'Descentralização, autonomia e flexibilidade' - palavras repetidas ad nauseam pelo primeiro-ministro e pelos senhores que tutelam a educação mas que são mero fogo de artificio.
Como acho que ficou claro no post anterior, os professores têm cada vez menos autonomia e margem de manobra para desenvolverem a sua pedagogia, a relação com os alunos, metodologias mais afinadas e uma avaliação diferenciada.
A autonomia de que se fala é, na prática, mais poder para os directores, não para os professores. E o que vão fazer os directores? Aquilo que agrada à tutela, nomeadamente ao SE de quem têm medo. E o que é que agrada à tutela? Fogo de artifício: formações para professores (como se tivéssemos poucas...), oficinas de escrita e de matemática, clubes e coisas desse género.
Eu não sou contra haver clubes, muito pelo contrário, ou haver 'oficinas' de escrita. No entanto, não é aí que os alunos aprendem e recuperam aprendizagens, quero dizer que os clubes e oficinas são um complemento e não um substituo do trabalho com os professores das disciplinas. Os clubes e oficinas servem para os alunos reforçarem aprendizagens de modos múltiplos e diversos dos das aulas; servem um propósito de socialização que implica negociação com pares e professores, para desenvolver expediente, autonomia, desenvolver a afectividade, interesses próprios extra-curriculares, etc.
Onde os alunos aprendem o currículo oficial é nas aulas. Podem ser aulas muito diferentes das tradicionais e, muitas são, mas é onde estão sob a tutela de um professor que lhes orienta as aprendizagens, que tem uma visão coerente do currículo, da melhor maneira de o abordar consoante as características da turma, da avaliação, dos pontos fracos da turma que devem ser mais trabalhados, dos fortes que podem ser explorados, etc. As aulas têm uma continuidade no tempo que serve para os professores e os alunos se conhecerem num contexto formal de aprendizagem.
As aulas de apoio e os clubes também servem para reforçar, mas não para substituir o professor.
A maior causa de stress na profissão de professor está na relação com os alunos. Um professor investe muito, emocionalmente, nos alunos. Sabe que as aulas resultam bem, ou não, dependendo muito da relação de respeito e confiança mútua entre os alunos e o professor.

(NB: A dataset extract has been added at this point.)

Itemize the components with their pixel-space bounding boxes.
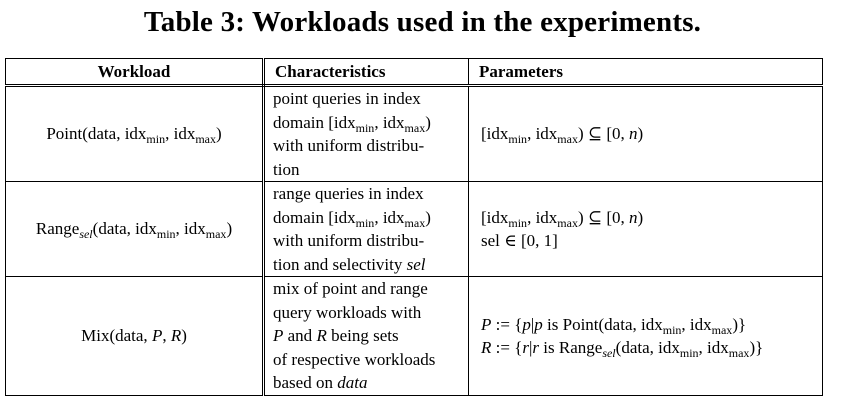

Portanto, a medida mais eficaz no sucesso escolar e na recuperação de aprendizagens é a redução do número de alunos por turma e o número de turmas/alunos por professor. Há professores com mais de 400 alunos... Uma turma de tamanho razoável, permite ao professor ter uma relação mais próxima dos alunos, conhecer melhor cada aluno, ter tempo para diversificar as avaliações, a metodologia de aula, falar com os pais, fazer visitas de estudo, etc.
Porque razão não se reduz o número de alunos por turma e o número de turmas por professor? Porque não tendo o professor autonomia nenhuma, como acho que ficou claro no post anterior, a tutela não vê razão para isso.
Em vez disso escolhe-se dar mais poder aos directores para fazerem 'coisas' que sejam do seu agrado e do agrado dos amigos e que dêem nas vistas - e que sirvam para os amigos terem sempre boa avaliação.
O problema é que os alunos não precisam de fogo de artifício, precisam de sedimentação, fundamentos fortes para poderem construir conhecimentos e não é com esta organização de escolas e de currículos que isso se consegue.
Mais uma vez: virem falar dos professores desenvolverem o pensamento crítico dos alunos, a vontade de estudar, a perseverança, o pensamento estruturado, a aquisição de técnicas e etc., está em clara contradição com a prática que impõem nas escolas.